FIG. 4.

Depletion of Pbx1 by shRNA results in increased expression of osteoblast-related genes in mesenchymal cells. (A) to C) C3H10T1/2 cells were infected with ∼100 PFU/cell of shRNA-encoding recombinant lentivirus (nonsilencing [NS] or three different Pbx1-specific targets [T1, T2, and T3]). C3H10T1/2 cells were then treated with 100 ng/ml BMP2 or vehicle (PBS) for a period of 7 days. (A) Relative protein levels of Pbx1 in treated C3H10T1/2 cells were determined by Western blotting using an anti-Pbx1 antibody. (B) C3H10T1/2 cells treated with Pbx1-shRNA, demonstrating increased alkaline phosphatase activity.
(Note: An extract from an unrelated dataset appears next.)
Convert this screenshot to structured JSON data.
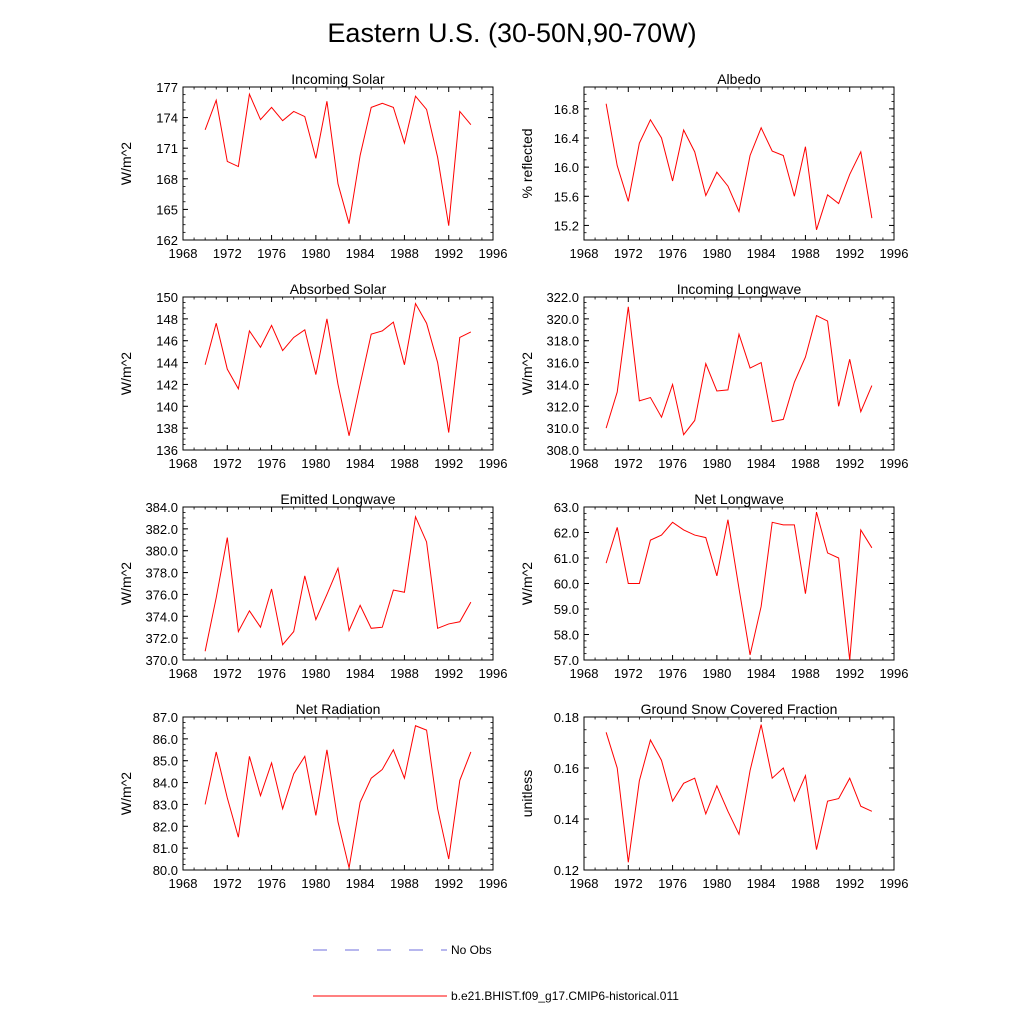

Scale bar, 500 μm. (C) Relative expression of osteoblast-related genes, monitored by RT-qPCR, was significantly increased in Pbx1-shRNA-infected C3H10T1/2 cells. (D and E) MC3T3-E1 cells were infected with shRNA-containing lentivirus (as described above) and treated with 280 μM ascorbic acid-5 mM β-glycerol phosphate for a period of 12 days to induce osteogenesis. (D) MC3T3-E1 cells treated with Pbx1-shRNA demonstrated increased alkaline phosphatase activity. (E) Relative expression of osteoblast-related genes in MC3T3-E1 cells was determined by RT-qPCR. Statistical significance was determined by one-way ANOVA followed by a Bonferroni posttest. Data are presented as the means from three experiments ± SEM.